No amount of arm tapping or leg squeezing could stop Delia.
He ate my lunch, licking his fingers one after another, ritualistically. “Is that the guy who I shot this morning?” he asked. “I was wondering what to call him.”
My ears were so full of air pressure I thought my head would thunder. I tried to read the way he emoted, the squints around the eyes. “Braden’s not home,” I said so weakly that it showed on my face. “That’s not possible.” My cheek twitched, and my mouth went dry. I was feeling sick. Braden had not called me all morning. If this hit man was telling the truth, I was at fault for my husband’s death. I was sucking breaths when I said, “My husbands flown out of state.” Then I sobbed, “You tell me you’re lying this instant!”
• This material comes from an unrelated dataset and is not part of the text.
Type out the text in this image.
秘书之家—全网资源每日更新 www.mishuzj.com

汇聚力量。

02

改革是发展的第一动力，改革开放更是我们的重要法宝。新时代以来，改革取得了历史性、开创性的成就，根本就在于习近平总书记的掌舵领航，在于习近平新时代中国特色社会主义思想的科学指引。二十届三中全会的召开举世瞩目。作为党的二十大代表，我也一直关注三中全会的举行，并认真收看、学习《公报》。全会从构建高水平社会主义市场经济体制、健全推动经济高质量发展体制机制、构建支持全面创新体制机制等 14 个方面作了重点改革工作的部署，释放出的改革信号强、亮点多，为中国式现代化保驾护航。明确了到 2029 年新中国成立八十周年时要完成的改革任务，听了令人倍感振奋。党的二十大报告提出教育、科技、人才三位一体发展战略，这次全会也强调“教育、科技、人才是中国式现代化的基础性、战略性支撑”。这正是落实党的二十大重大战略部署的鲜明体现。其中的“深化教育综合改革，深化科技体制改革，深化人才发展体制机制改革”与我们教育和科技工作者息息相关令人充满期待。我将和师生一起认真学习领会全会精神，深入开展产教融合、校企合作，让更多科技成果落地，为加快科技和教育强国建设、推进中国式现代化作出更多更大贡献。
“That’s what I needed to know,” he laughed. “You two are alone.”
Delia coughed.
I rested my head against the sofa back. It was odd, the feelings that bobbed up for Braden right at that moment. I cried until he pointed his pistol again, telling me, “Pipe down, pretty face.” He finished off my sister’s Yuengling and then pilfered a second bottle out of the refrigerator. “You’re not like little sister, are you?” he asked me. A tender quality came over him.
If I answered, I’d mak
e Delia mad, and she was too pitiful looking for that.
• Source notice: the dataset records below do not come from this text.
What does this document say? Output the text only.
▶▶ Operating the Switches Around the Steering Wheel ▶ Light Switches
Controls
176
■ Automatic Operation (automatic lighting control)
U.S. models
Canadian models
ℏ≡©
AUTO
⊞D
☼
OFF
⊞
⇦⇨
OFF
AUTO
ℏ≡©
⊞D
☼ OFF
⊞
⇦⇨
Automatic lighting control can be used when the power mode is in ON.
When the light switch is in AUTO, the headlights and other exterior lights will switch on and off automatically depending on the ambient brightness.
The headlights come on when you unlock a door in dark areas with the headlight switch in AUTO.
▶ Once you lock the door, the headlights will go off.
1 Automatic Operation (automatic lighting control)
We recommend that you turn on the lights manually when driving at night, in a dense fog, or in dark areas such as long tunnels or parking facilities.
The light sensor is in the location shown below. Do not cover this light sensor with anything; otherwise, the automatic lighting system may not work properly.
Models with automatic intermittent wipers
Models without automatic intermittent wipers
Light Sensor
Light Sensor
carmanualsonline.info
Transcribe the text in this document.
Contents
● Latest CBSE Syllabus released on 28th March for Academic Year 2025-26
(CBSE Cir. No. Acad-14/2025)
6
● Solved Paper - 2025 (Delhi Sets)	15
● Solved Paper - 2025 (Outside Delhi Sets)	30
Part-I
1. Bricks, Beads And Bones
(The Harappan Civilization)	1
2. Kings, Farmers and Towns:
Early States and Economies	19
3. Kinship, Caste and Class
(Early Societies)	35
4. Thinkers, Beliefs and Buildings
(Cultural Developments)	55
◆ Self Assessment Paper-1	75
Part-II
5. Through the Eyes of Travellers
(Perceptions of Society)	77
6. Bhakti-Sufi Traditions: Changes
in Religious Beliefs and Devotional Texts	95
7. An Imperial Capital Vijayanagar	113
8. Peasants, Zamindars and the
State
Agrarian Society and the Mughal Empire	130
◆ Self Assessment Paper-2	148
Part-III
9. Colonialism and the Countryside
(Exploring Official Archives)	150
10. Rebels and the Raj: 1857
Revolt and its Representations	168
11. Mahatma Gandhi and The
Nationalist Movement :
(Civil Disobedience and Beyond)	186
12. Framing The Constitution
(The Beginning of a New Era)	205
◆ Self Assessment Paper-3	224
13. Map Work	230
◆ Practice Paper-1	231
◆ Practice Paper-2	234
“She got all the guts, but you got the brains,” he said. “Maybe I’ll do you last.”
“No one’s ever said that,” I lied, but it was a good stall. It engaged him.
“Pffft!” said Delia.
“I guess you knew that you got the brains,” he said.
“Mmm.”
“You got to tell yourself the good you see in yourself. My old man never said nothing good about me,” he told me. “Family will judge you. You got to listen to the voice inside you that tells you who you are.”
“What’s yours tell you?” I asked.
Delia turned and stretched her legs out over my lap. She laid her head against the sofa back and sighed, as if she couldn’t believe I was talking to Mr. Elvis Shirt.
He calmed a bit, looking less anxious and not as insecure. “Grady is smart. I’m a good money manager. I’m saving up to buy a little house down in Meh-hee-co. I’ll find a fat woman to keep me warm.”
“Why fat?” I asked.
“Good cook.” He got up and paced the length of the kitchen’s galley.
“Makes sense,” I said.
“You’re a good cook too,” he said. “Best pot roast I’ve ever had.”
Delia and I looked at his empty plate. “I didn’t cook it. I don’t know who did,” I said. “I’ve been gone, if you’ll remember.”
“Your husband then?” He was trying to read me or Delia. Finally he laughed. “Your old man’s found someone else to cook for him. Nice. Nice.”
“It could be our neighbor. She’s a good cook and is like a mother to all of the tenants,” I said. Delia was still touching her cheek. “You didn’t have to hit Delia. She’s not like you think, dangerous.” I didn’t know how to explain Delia to a hit man.
Delia sat forward. “There’s a spider coming down on your head, mister, and I hope it bites the crap out of you,” she said.
His hand tightened around the pistol handle.